REPUBLIKA.CO.ID, JAKARTA -- Pemerintah beserta jajaran pejabat kementerian diminta serius menyelesaikan Revisi Peraturan Pemerintah (RPP) nomor 47 tahun 2004 tentang penetapan tarif nikah. Draf tersebut hingga kini masih mangkrak di Kementerian Keuangan.
Ketua Asosiasi Penghulu Indonesia (API) Wagimun melihat indikasi adanya upaya pembekuan RPP agar batal diterapkan. "Mekanisme organisasi dan birokrasi itu wajar, tapi yang tidak wajar itu karena rentang waktunya yang panjang dan berlarut-larut," kata Wagimun kepada RoL saat dihubungi melalui telepon pada Senin (9/6).
Pengesahan yang berlarut-larut, kata dia, juga berakibat pada timbulnya benturan antara penghulu dengan masyarakat.
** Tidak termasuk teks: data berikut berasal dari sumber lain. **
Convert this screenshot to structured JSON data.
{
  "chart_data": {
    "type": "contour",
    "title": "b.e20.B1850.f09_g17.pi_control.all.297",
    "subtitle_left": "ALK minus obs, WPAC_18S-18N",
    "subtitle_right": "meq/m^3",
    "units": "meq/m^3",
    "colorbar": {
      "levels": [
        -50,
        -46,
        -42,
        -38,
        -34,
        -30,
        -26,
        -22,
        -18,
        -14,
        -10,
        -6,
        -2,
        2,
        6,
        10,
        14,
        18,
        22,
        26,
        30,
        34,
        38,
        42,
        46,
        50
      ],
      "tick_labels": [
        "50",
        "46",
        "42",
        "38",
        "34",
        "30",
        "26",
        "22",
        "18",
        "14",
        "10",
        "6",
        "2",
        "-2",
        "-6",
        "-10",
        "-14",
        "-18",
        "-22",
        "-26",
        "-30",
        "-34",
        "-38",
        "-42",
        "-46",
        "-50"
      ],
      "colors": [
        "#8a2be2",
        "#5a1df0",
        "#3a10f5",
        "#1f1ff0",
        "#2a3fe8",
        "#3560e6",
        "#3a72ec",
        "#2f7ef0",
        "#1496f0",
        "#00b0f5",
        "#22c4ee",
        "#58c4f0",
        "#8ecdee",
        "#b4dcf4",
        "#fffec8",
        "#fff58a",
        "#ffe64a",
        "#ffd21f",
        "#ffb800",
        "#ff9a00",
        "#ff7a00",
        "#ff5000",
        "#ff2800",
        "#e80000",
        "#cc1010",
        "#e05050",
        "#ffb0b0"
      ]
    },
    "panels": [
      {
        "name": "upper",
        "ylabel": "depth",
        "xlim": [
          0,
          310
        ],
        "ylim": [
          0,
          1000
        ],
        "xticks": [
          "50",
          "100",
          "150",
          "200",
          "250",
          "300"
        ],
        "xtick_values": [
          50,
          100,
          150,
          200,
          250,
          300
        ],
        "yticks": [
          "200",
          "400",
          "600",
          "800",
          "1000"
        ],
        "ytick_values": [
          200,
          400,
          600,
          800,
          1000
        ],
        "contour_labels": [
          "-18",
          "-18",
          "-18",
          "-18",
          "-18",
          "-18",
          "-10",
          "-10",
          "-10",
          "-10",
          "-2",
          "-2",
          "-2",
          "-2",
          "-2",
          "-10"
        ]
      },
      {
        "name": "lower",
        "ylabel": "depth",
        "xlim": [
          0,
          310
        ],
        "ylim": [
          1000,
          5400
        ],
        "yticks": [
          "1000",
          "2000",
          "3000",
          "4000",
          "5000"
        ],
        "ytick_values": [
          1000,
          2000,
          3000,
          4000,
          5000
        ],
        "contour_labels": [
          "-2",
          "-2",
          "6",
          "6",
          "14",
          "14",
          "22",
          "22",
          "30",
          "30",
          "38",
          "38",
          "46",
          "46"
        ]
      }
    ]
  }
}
Gembar-gembor pemerintah yang menetapkan waktu implementasi namun tak terbukti pun, membuat keresahan di masyarakat dan kalangan penghulu semakin meningkat.
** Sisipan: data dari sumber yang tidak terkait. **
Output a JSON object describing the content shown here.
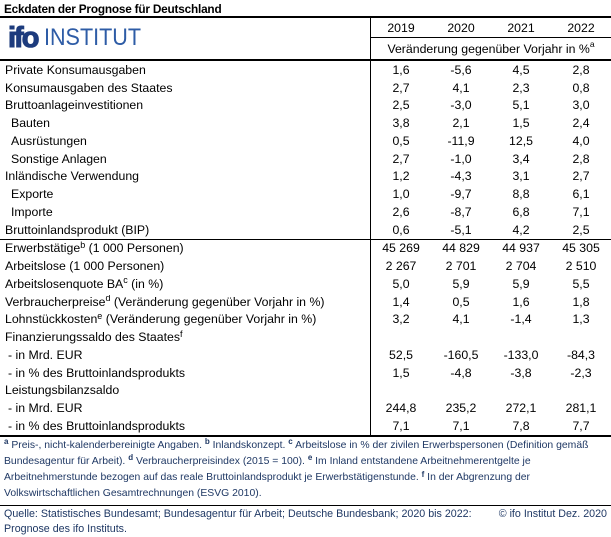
{
  "title": "Eckdaten der Prognose für Deutschland",
  "logo": {
    "ifo": "ifo",
    "institut": "INSTITUT"
  },
  "header": {
    "years": [
      "2019",
      "2020",
      "2021",
      "2022"
    ],
    "unit_note": "Veränderung gegenüber Vorjahr in %",
    "unit_note_sup": "a"
  },
  "table": {
    "rows": [
      {
        "label": "Private Konsumausgaben",
        "sup": "",
        "post": "",
        "indent": 0,
        "sep": false,
        "values": [
          "1,6",
          "-5,6",
          "4,5",
          "2,8"
        ]
      },
      {
        "label": "Konsumausgaben des Staates",
        "sup": "",
        "post": "",
        "indent": 0,
        "sep": false,
        "values": [
          "2,7",
          "4,1",
          "2,3",
          "0,8"
        ]
      },
      {
        "label": "Bruttoanlageinvestitionen",
        "sup": "",
        "post": "",
        "indent": 0,
        "sep": false,
        "values": [
          "2,5",
          "-3,0",
          "5,1",
          "3,0"
        ]
      },
      {
        "label": "Bauten",
        "sup": "",
        "post": "",
        "indent": 1,
        "sep": false,
        "values": [
          "3,8",
          "2,1",
          "1,5",
          "2,4"
        ]
      },
      {
        "label": "Ausrüstungen",
        "sup": "",
        "post": "",
        "indent": 1,
        "sep": false,
        "values": [
          "0,5",
          "-11,9",
          "12,5",
          "4,0"
        ]
      },
      {
        "label": "Sonstige Anlagen",
        "sup": "",
        "post": "",
        "indent": 1,
        "sep": false,
        "values": [
          "2,7",
          "-1,0",
          "3,4",
          "2,8"
        ]
      },
      {
        "label": "Inländische Verwendung",
        "sup": "",
        "post": "",
        "indent": 0,
        "sep": false,
        "values": [
          "1,2",
          "-4,3",
          "3,1",
          "2,7"
        ]
      },
      {
        "label": "Exporte",
        "sup": "",
        "post": "",
        "indent": 1,
        "sep": false,
        "values": [
          "1,0",
          "-9,7",
          "8,8",
          "6,1"
        ]
      },
      {
        "label": "Importe",
        "sup": "",
        "post": "",
        "indent": 1,
        "sep": false,
        "values": [
          "2,6",
          "-8,7",
          "6,8",
          "7,1"
        ]
      },
      {
        "label": "Bruttoinlandsprodukt (BIP)",
        "sup": "",
        "post": "",
        "indent": 0,
        "sep": false,
        "values": [
          "0,6",
          "-5,1",
          "4,2",
          "2,5"
        ]
      },
      {
        "label": "Erwerbstätige",
        "sup": "b",
        "post": " (1 000 Personen)",
        "indent": 0,
        "sep": true,
        "values": [
          "45 269",
          "44 829",
          "44 937",
          "45 305"
        ]
      },
      {
        "label": "Arbeitslose (1 000 Personen)",
        "sup": "",
        "post": "",
        "indent": 0,
        "sep": false,
        "values": [
          "2 267",
          "2 701",
          "2 704",
          "2 510"
        ]
      },
      {
        "label": "Arbeitslosenquote BA",
        "sup": "c",
        "post": " (in %)",
        "indent": 0,
        "sep": false,
        "values": [
          "5,0",
          "5,9",
          "5,9",
          "5,5"
        ]
      },
      {
        "label": "Verbraucherpreise",
        "sup": "d",
        "post": " (Veränderung gegenüber Vorjahr in %)",
        "indent": 0,
        "sep": false,
        "values": [
          "1,4",
          "0,5",
          "1,6",
          "1,8"
        ]
      },
      {
        "label": "Lohnstückkosten",
        "sup": "e",
        "post": " (Veränderung gegenüber Vorjahr in %)",
        "indent": 0,
        "sep": false,
        "values": [
          "3,2",
          "4,1",
          "-1,4",
          "1,3"
        ]
      },
      {
        "label": "Finanzierungssaldo des Staates",
        "sup": "f",
        "post": "",
        "indent": 0,
        "sep": false,
        "values": [
          "",
          "",
          "",
          ""
        ]
      },
      {
        "label": "- in Mrd. EUR",
        "sup": "",
        "post": "",
        "indent": 0.5,
        "sep": false,
        "values": [
          "52,5",
          "-160,5",
          "-133,0",
          "-84,3"
        ]
      },
      {
        "label": "- in % des Bruttoinlandsprodukts",
        "sup": "",
        "post": "",
        "indent": 0.5,
        "sep": false,
        "values": [
          "1,5",
          "-4,8",
          "-3,8",
          "-2,3"
        ]
      },
      {
        "label": "Leistungsbilanzsaldo",
        "sup": "",
        "post": "",
        "indent": 0,
        "sep": false,
        "values": [
          "",
          "",
          "",
          ""
        ]
      },
      {
        "label": "- in Mrd. EUR",
        "sup": "",
        "post": "",
        "indent": 0.5,
        "sep": false,
        "values": [
          "244,8",
          "235,2",
          "272,1",
          "281,1"
        ]
      },
      {
        "label": "- in % des Bruttoinlandsprodukts",
        "sup": "",
        "post": "",
        "indent": 0.5,
        "sep": false,
        "values": [
          "7,1",
          "7,1",
          "7,8",
          "7,7"
        ]
      }
    ]
  },
  "footnotes": [
    {
      "sup": "a",
      "text": "Preis-, nicht-kalenderbereinigte Angaben."
    },
    {
      "sup": "b",
      "text": "Inlandskonzept."
    },
    {
      "sup": "c",
      "text": "Arbeitslose in % der zivilen Erwerbspersonen (Definition gemäß Bundesagentur für Arbeit)."
    },
    {
      "sup": "d",
      "text": "Verbraucherpreisindex (2015 = 100)."
    },
    {
      "sup": "e",
      "text": "Im Inland entstandene Arbeitnehmerentgelte je Arbeitnehmerstunde bezogen auf das reale Bruttoinlandsprodukt je Erwerbstätigenstunde."
    },
    {
      "sup": "f",
      "text": "In der Abgrenzung der Volkswirtschaftlichen Gesamtrechnungen (ESVG 2010)."
    }
  ],
  "source": {
    "left": "Quelle: Statistisches Bundesamt; Bundesagentur für Arbeit; Deutsche Bundesbank; 2020 bis 2022: Prognose des ifo Instituts.",
    "right": "© ifo Institut Dez. 2020"
  }
}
"Mindset-nya jangan transaksional, tapi berdasarkan pedoman Allah, jangan sampai ada upaya menggagalkan supaya negeri ini barokah," katanya.
Jika situasi ini terus dibiarkan, lanjut Wagimun, penghulu akan serius melakukan aksi massa agar Presiden SBY segera mendorong para menteri untuk membubuhkan paraf agar ia bisa menandatanganinya. Setelah itu, RPP pun dapat segera dijalankan.
"Tanggal dan waktunya belum ditetapkan, yang jelas kita mau demo sebelum Ramadhan, kan tidak pantas kalau demo di bulan ramadhan," katanya. Meski begitu, ia juga mengingatkan, jangan sampai RPP yang berkaitan dengan kemaslahatan umat ini terkontaminasi politik, "Bisa kualat mereka nanti," tegasnya.
Selama ini, korban dari lambatnya penyelesaian RPP adalah penghulu. Mereka terus dirundung tuntutan masyarakat yang menanyakan soal tarif nilah gratis jika menikah di Kantor Urusan Agama (KUA).
Sebagian dari mereka ada yang sampai mengancam untuk melaporkan ke pengadilan karena penghuli dituding mangkir dari penerapan RPP. "Padahal kan faktanya memang belum diterapkan karena Pak SBY belum tanda tangan," katanya.